Dans un ménage américain moyen, nous disent certaines études, la télévision est allumée environ sept heures par jour, et de nombreux enfants la regardent de quatre à sept heures par jour. Ils y consacrent donc plus de temps qu’à n’importe quelle autre activité, si ce n’est à dormir. Ils sont exposés à des quantités impressionnantes d’informations, d’images et de bruits. La plupart sont frénétiques, violents et anxiogènes. Tous sont artificiels et bidimensionnels. Ils ne sont pas reliés aux expériences que les enfants font vraiment dans leur vie, en dehors de celle qui consiste à regard la télé.
Les films d’horreur en vogue exposent également les enfants à des images d’une violence et d’un sadisme extrêmes. Des simulations caricaturales, comprenant des meurtres, des viols, des mutilations et des démembrements, sont devenues très courues parmi les jeunes. Ces simulations très parlantes font à présent partie du régime des jeunes esprits, des esprits qui ont peu de défenses contre ce genre de distorsion de la réalité. Ces images sont très fortes pour troubler et déformer le développement d’un esprit équilibré, particulièrement s’il n’y a pas, dans la vie de l’enfant, une force égale pour les contrebalancer. Pour de nombreux enfants, la vie réelle est fade en comparaison de l’excitation des films, et il devient de plus en plus difficile, même pour les réalisateurs, de conserver l’intérêt de leurs spectateurs sans rendre les images plus fortes et plus violentes à chaque nouvelle production.
Nous n’avons pas idée de ce que ce nouveau régime des enfants américains des années 1980 donnera dans les décennies à venir. Il y a cependant déjà bien trop de cas d’adolescents et de jeunes adultes ayant tué d’autres personnes après avoir vu et s’être inspirés de films violents, comme si, dans leur esprit, la vie réelle était simplement une extension de ces films, et comme si la vie, les peurs et la souffrance des autres n’avaient pas de valeur, ou ne prêtaient pas à conséquence. Ce régime semble catalyser une profonde déconnexion des sentiments humains d’empathie et de compassion, au point où de nombreux enfants ne s’identifient plus à la peine d’une victime. Un article récent sur la violence des teenagers rapporte qu’à seize ans, les jeunes Américains ont assisté passivement, à la télévision et au cinéma, à une moyenne approximative de deux cent mille actes de violence, dont trente-trois mille meurtres.
(Dr Jon Kabat-Zinn, « Au cœur de la tourmente, la pleine conscience » (1989), J’ai Lu n°9 932, 2012, Préfaces de Thich Nhat Hanh (1989) et Christophe André (2009), p.698-699)
Jon Kabat-Zinn est l’inventeur d’une méditation accessible à tous : la « méditation en pleine conscience ». À ce jour [en 2012], plus de 550 centres, hôpitaux ou cliniques utilisent la MBSR aux États-Unis, et plus de 700 à travers le monde, l’utilisent comme outil de soin.

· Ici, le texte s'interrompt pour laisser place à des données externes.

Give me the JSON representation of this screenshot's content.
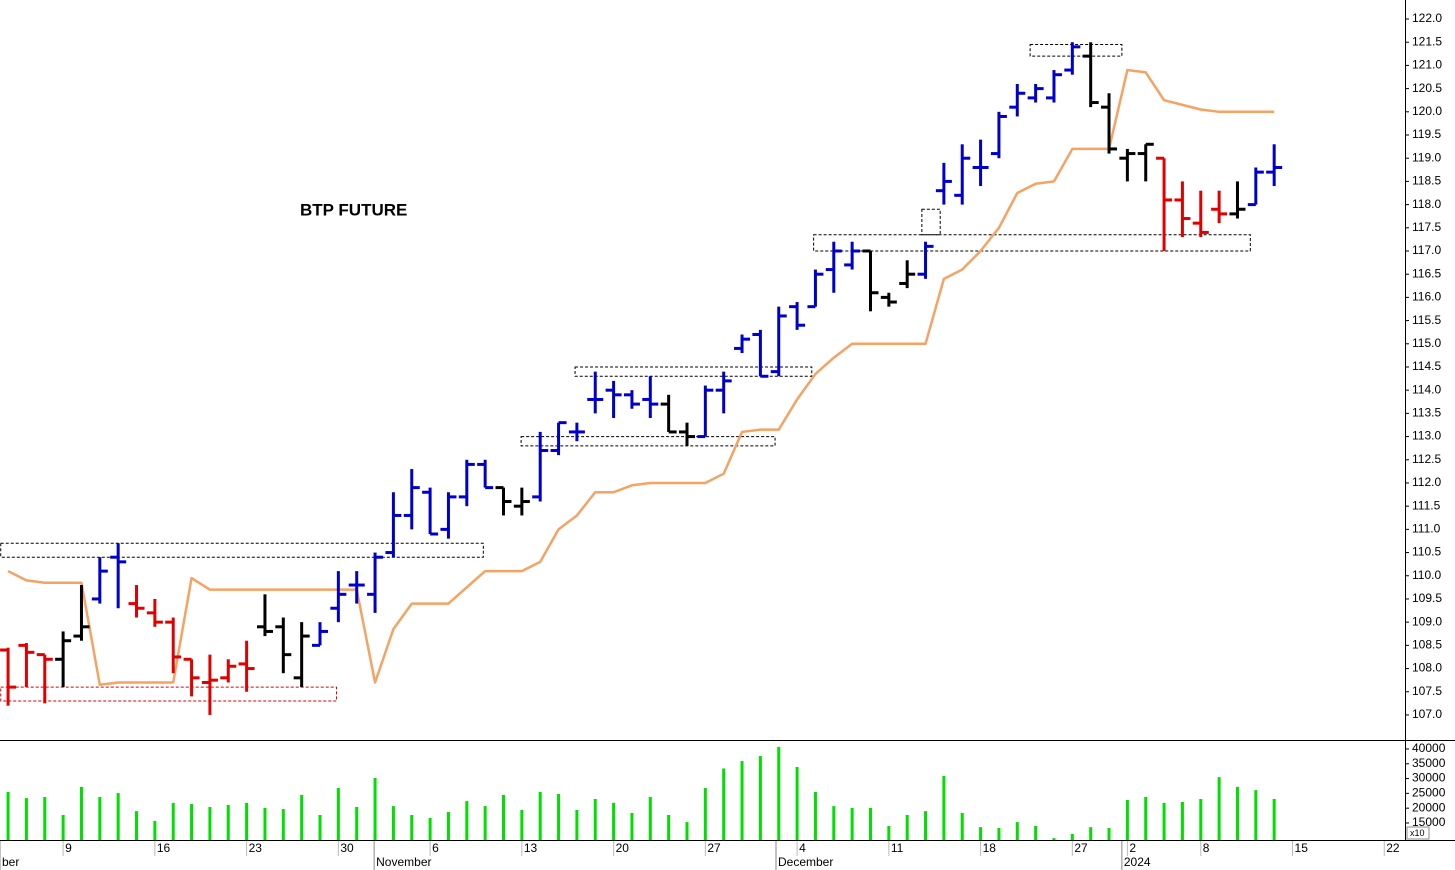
{
  "chart_data": [
    {
      "type": "ohlc",
      "title": "BTP FUTURE",
      "x": [
        0,
        1,
        2,
        3,
        4,
        5,
        6,
        7,
        8,
        9,
        10,
        11,
        12,
        13,
        14,
        15,
        16,
        17,
        18,
        19,
        20,
        21,
        22,
        23,
        24,
        25,
        26,
        27,
        28,
        29,
        30,
        31,
        32,
        33,
        34,
        35,
        36,
        37,
        38,
        39,
        40,
        41,
        42,
        43,
        44,
        45,
        46,
        47,
        48,
        49,
        50,
        51,
        52,
        53,
        54,
        55,
        56,
        57,
        58,
        59,
        60,
        61,
        62,
        63,
        64,
        65,
        66,
        67,
        68,
        69
      ],
      "open": [
        108.4,
        108.5,
        108.3,
        108.2,
        108.7,
        109.5,
        110.4,
        109.4,
        109.2,
        109.0,
        108.2,
        107.7,
        107.8,
        108.1,
        108.9,
        108.9,
        107.8,
        108.5,
        109.3,
        109.8,
        109.6,
        110.5,
        111.3,
        111.8,
        111.0,
        111.7,
        112.4,
        111.9,
        111.5,
        111.7,
        112.7,
        113.1,
        113.8,
        114.0,
        113.9,
        113.8,
        113.7,
        113.1,
        113.0,
        114.0,
        114.9,
        115.2,
        114.4,
        115.8,
        115.8,
        116.6,
        116.7,
        117.0,
        116.0,
        116.3,
        116.5,
        118.3,
        118.2,
        118.8,
        119.1,
        120.1,
        120.3,
        120.3,
        120.9,
        121.2,
        120.1,
        119.0,
        119.1,
        119.0,
        118.1,
        117.6,
        117.9,
        117.8,
        118.0,
        118.7
      ],
      "high": [
        108.45,
        108.55,
        108.3,
        108.8,
        109.8,
        110.4,
        110.7,
        109.8,
        109.5,
        109.1,
        108.2,
        108.3,
        108.2,
        108.6,
        109.6,
        109.1,
        109.0,
        109.0,
        110.1,
        110.1,
        110.5,
        111.8,
        112.3,
        111.9,
        111.8,
        112.5,
        112.5,
        111.9,
        111.9,
        113.1,
        113.3,
        113.3,
        114.4,
        114.2,
        114.0,
        114.3,
        113.9,
        113.3,
        114.1,
        114.4,
        115.2,
        115.3,
        115.8,
        115.9,
        116.6,
        117.2,
        117.2,
        117.0,
        116.1,
        116.8,
        117.2,
        118.9,
        119.3,
        119.4,
        120.0,
        120.6,
        120.6,
        120.9,
        121.5,
        121.5,
        120.4,
        119.2,
        119.3,
        119.0,
        118.5,
        118.3,
        118.3,
        118.5,
        118.8,
        119.3
      ],
      "low": [
        107.2,
        107.6,
        107.25,
        107.6,
        108.6,
        109.4,
        109.3,
        109.1,
        108.9,
        107.9,
        107.4,
        107.0,
        107.7,
        107.5,
        108.7,
        107.9,
        107.6,
        108.5,
        109.0,
        109.4,
        109.2,
        110.4,
        111.0,
        110.9,
        110.8,
        111.5,
        111.9,
        111.3,
        111.3,
        111.6,
        112.6,
        112.9,
        113.5,
        113.4,
        113.6,
        113.4,
        113.1,
        112.8,
        113.0,
        113.5,
        114.8,
        114.3,
        114.3,
        115.3,
        115.8,
        116.1,
        116.6,
        115.7,
        115.8,
        116.2,
        116.4,
        118.0,
        118.0,
        118.4,
        119.0,
        119.9,
        120.2,
        120.2,
        120.8,
        120.1,
        119.1,
        118.5,
        118.5,
        117.0,
        117.3,
        117.3,
        117.6,
        117.7,
        118.0,
        118.4
      ],
      "close": [
        107.6,
        108.35,
        108.2,
        108.6,
        108.9,
        110.1,
        110.3,
        109.3,
        109.0,
        108.25,
        107.8,
        107.75,
        108.05,
        108.0,
        108.8,
        108.3,
        108.7,
        108.8,
        109.6,
        109.8,
        110.4,
        111.3,
        111.9,
        110.9,
        111.7,
        112.4,
        111.9,
        111.6,
        111.6,
        112.7,
        113.3,
        113.1,
        113.8,
        113.9,
        113.7,
        113.7,
        113.1,
        113.0,
        114.0,
        114.2,
        115.1,
        114.3,
        115.6,
        115.4,
        116.5,
        117.0,
        117.0,
        116.1,
        115.9,
        116.5,
        117.1,
        118.5,
        119.0,
        118.8,
        119.9,
        120.4,
        120.5,
        120.8,
        121.4,
        120.2,
        119.2,
        119.1,
        119.3,
        118.1,
        117.7,
        117.4,
        117.8,
        117.9,
        118.7,
        118.8
      ],
      "bar_colors": [
        "#e00000",
        "#e00000",
        "#e00000",
        "#000000",
        "#000000",
        "#0000cc",
        "#0000cc",
        "#e00000",
        "#e00000",
        "#e00000",
        "#e00000",
        "#e00000",
        "#e00000",
        "#e00000",
        "#000000",
        "#000000",
        "#000000",
        "#0000cc",
        "#0000cc",
        "#0000cc",
        "#0000cc",
        "#0000cc",
        "#0000cc",
        "#0000cc",
        "#0000cc",
        "#0000cc",
        "#0000cc",
        "#000000",
        "#000000",
        "#0000cc",
        "#0000cc",
        "#0000cc",
        "#0000cc",
        "#0000cc",
        "#0000cc",
        "#0000cc",
        "#000000",
        "#000000",
        "#0000cc",
        "#0000cc",
        "#0000cc",
        "#0000cc",
        "#0000cc",
        "#0000cc",
        "#0000cc",
        "#0000cc",
        "#0000cc",
        "#000000",
        "#000000",
        "#000000",
        "#0000cc",
        "#0000cc",
        "#0000cc",
        "#0000cc",
        "#0000cc",
        "#0000cc",
        "#0000cc",
        "#0000cc",
        "#0000cc",
        "#000000",
        "#000000",
        "#000000",
        "#000000",
        "#e00000",
        "#e00000",
        "#e00000",
        "#e00000",
        "#000000",
        "#0000cc",
        "#0000cc"
      ],
      "line": {
        "color": "#f5a262",
        "values": [
          110.1,
          109.9,
          109.85,
          109.85,
          109.85,
          107.65,
          107.7,
          107.7,
          107.7,
          107.7,
          109.95,
          109.7,
          109.7,
          109.7,
          109.7,
          109.7,
          109.7,
          109.7,
          109.7,
          109.7,
          107.7,
          108.85,
          109.4,
          109.4,
          109.4,
          109.75,
          110.1,
          110.1,
          110.1,
          110.3,
          111.0,
          111.3,
          111.8,
          111.8,
          111.95,
          112.0,
          112.0,
          112.0,
          112.0,
          112.2,
          113.1,
          113.15,
          113.15,
          113.8,
          114.35,
          114.7,
          115.0,
          115.0,
          115.0,
          115.0,
          115.0,
          116.4,
          116.6,
          117.0,
          117.5,
          118.25,
          118.45,
          118.5,
          119.2,
          119.2,
          119.2,
          120.9,
          120.85,
          120.25,
          120.15,
          120.05,
          120.0,
          120.0,
          120.0,
          120.0
        ]
      },
      "zones": [
        {
          "x": [
            -0.4,
            25.9
          ],
          "y": [
            110.4,
            110.7
          ],
          "color": "#000000"
        },
        {
          "x": [
            -0.4,
            17.9
          ],
          "y": [
            107.3,
            107.6
          ],
          "color": "#e00000"
        },
        {
          "x": [
            27.96,
            41.8
          ],
          "y": [
            112.8,
            113.0
          ],
          "color": "#000000"
        },
        {
          "x": [
            30.9,
            43.8
          ],
          "y": [
            114.3,
            114.5
          ],
          "color": "#000000"
        },
        {
          "x": [
            43.9,
            67.7
          ],
          "y": [
            117.0,
            117.35
          ],
          "color": "#000000"
        },
        {
          "x": [
            49.8,
            50.8
          ],
          "y": [
            117.35,
            117.9
          ],
          "color": "#000000"
        },
        {
          "x": [
            55.7,
            60.7
          ],
          "y": [
            121.2,
            121.45
          ],
          "color": "#000000"
        }
      ],
      "xlim": [
        -0.44,
        76.13
      ],
      "ylim": [
        106.46,
        122.41
      ],
      "yticks": [
        {
          "value": 107,
          "label": "107.0"
        },
        {
          "value": 107.5,
          "label": "107.5"
        },
        {
          "value": 108,
          "label": "108.0"
        },
        {
          "value": 108.5,
          "label": "108.5"
        },
        {
          "value": 109,
          "label": "109.0"
        },
        {
          "value": 109.5,
          "label": "109.5"
        },
        {
          "value": 110,
          "label": "110.0"
        },
        {
          "value": 110.5,
          "label": "110.5"
        },
        {
          "value": 111,
          "label": "111.0"
        },
        {
          "value": 111.5,
          "label": "111.5"
        },
        {
          "value": 112,
          "label": "112.0"
        },
        {
          "value": 112.5,
          "label": "112.5"
        },
        {
          "value": 113,
          "label": "113.0"
        },
        {
          "value": 113.5,
          "label": "113.5"
        },
        {
          "value": 114,
          "label": "114.0"
        },
        {
          "value": 114.5,
          "label": "114.5"
        },
        {
          "value": 115,
          "label": "115.0"
        },
        {
          "value": 115.5,
          "label": "115.5"
        },
        {
          "value": 116,
          "label": "116.0"
        },
        {
          "value": 116.5,
          "label": "116.5"
        },
        {
          "value": 117,
          "label": "117.0"
        },
        {
          "value": 117.5,
          "label": "117.5"
        },
        {
          "value": 118,
          "label": "118.0"
        },
        {
          "value": 118.5,
          "label": "118.5"
        },
        {
          "value": 119,
          "label": "119.0"
        },
        {
          "value": 119.5,
          "label": "119.5"
        },
        {
          "value": 120,
          "label": "120.0"
        },
        {
          "value": 120.5,
          "label": "120.5"
        },
        {
          "value": 121,
          "label": "121.0"
        },
        {
          "value": 121.5,
          "label": "121.5"
        },
        {
          "value": 122,
          "label": "122.0"
        }
      ]
    },
    {
      "type": "bar",
      "color": "#00e000",
      "multiplier": "x10",
      "x": [
        0,
        1,
        2,
        3,
        4,
        5,
        6,
        7,
        8,
        9,
        10,
        11,
        12,
        13,
        14,
        15,
        16,
        17,
        18,
        19,
        20,
        21,
        22,
        23,
        24,
        25,
        26,
        27,
        28,
        29,
        30,
        31,
        32,
        33,
        34,
        35,
        36,
        37,
        38,
        39,
        40,
        41,
        42,
        43,
        44,
        45,
        46,
        47,
        48,
        49,
        50,
        51,
        52,
        53,
        54,
        55,
        56,
        57,
        58,
        59,
        60,
        61,
        62,
        63,
        64,
        65,
        66,
        67,
        68,
        69
      ],
      "values": [
        25500,
        23400,
        23800,
        17700,
        27200,
        23800,
        25100,
        19000,
        15700,
        21800,
        21400,
        20400,
        21100,
        21800,
        20100,
        19700,
        24500,
        17700,
        26800,
        20400,
        30200,
        20700,
        17700,
        16700,
        18700,
        22400,
        20700,
        24500,
        19400,
        25500,
        24800,
        19400,
        23100,
        21800,
        18400,
        23800,
        17700,
        15300,
        26800,
        33400,
        35900,
        37600,
        40700,
        33900,
        25500,
        20700,
        20100,
        20100,
        14000,
        17700,
        19000,
        30900,
        18400,
        13600,
        13300,
        15300,
        14000,
        9900,
        11300,
        13600,
        13300,
        22800,
        23800,
        21800,
        22100,
        23100,
        30500,
        27200,
        26100,
        23100
      ],
      "xlim": [
        -0.44,
        76.13
      ],
      "ylim": [
        9250,
        42350
      ],
      "yticks": [
        15000,
        20000,
        25000,
        30000,
        35000,
        40000
      ],
      "xticks": [
        {
          "value": 3,
          "label": "9"
        },
        {
          "value": 8,
          "label": "16"
        },
        {
          "value": 13,
          "label": "23"
        },
        {
          "value": 18,
          "label": "30"
        },
        {
          "value": 23,
          "label": "6"
        },
        {
          "value": 28,
          "label": "13"
        },
        {
          "value": 33,
          "label": "20"
        },
        {
          "value": 38,
          "label": "27"
        },
        {
          "value": 43,
          "label": "4"
        },
        {
          "value": 48,
          "label": "11"
        },
        {
          "value": 53,
          "label": "18"
        },
        {
          "value": 58,
          "label": "27"
        },
        {
          "value": 61,
          "label": "2"
        },
        {
          "value": 65,
          "label": "8"
        },
        {
          "value": 70,
          "label": "15"
        },
        {
          "value": 75,
          "label": "22"
        }
      ],
      "month_ticks": [
        {
          "value": -0.44,
          "label": "ber"
        },
        {
          "value": 19.95,
          "label": "November"
        },
        {
          "value": 41.85,
          "label": "December"
        },
        {
          "value": 60.7,
          "label": "2024"
        }
      ]
    }
  ]
}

Champignon, Sologne (France)

jeudi 17 janvier 2013

Et si parfois nous commencions par changer notre réaction au problème ?

S'arrêter pour respirer
Face aux souffrances, aux détresses, commencer par respirer.
En général, on préfère ruminer ou se tourmenter ; cela nous parait plus digne et plus réaliste ou plus efficace, quand on est dans ses soucis. Quelque temps après, on comprend que c’était absurde, bien sûr, de s’être tant inquiété. Mais trop tard ; et, en général, on préfère oublier. Et penser à autre chose. En attendant les ennuis suivants où tout recommencera exactement comme avant.
Alors, la pleine conscience nous propose de respirer, de travailler sur notre souffrance lorsqu'elle est là. À ce moment, ne chercher ni à la supprimer, ni à la résoudre, ni même à se sentir bien : juste rester là avec son souffle, comme avec un vieil ami qui ne sait pas encore quoi nous conseiller, mais qui est avec nous, qui reste à nos côtés. Et sa présence, sa belle présence, est peut-être plus importante, finalement, que le problème lui-même...
Notre respiration, en pleine conscience, va avoir peu à peu un effet émollient. Là où la rumination solidifie nos pensées et émotions désagréables, la pleine conscience les ramollit, comme la flamme d’une bougie ramollit la cire. Portons nos expériences désagréables à la lumière et la chaleur de la pleine conscience. Même si nous nous sentons fragiles et démunis, même si nous savons que cela ne changera pas le problème. Pourquoi vouloir commencer par changer le problème? Et si parfois nous commencions par changer notre réaction au problème ?
(Christophe ANDRÉ, « Méditer, jour après jour », Éd. L’iconoclaste, 2011, p. 198-199)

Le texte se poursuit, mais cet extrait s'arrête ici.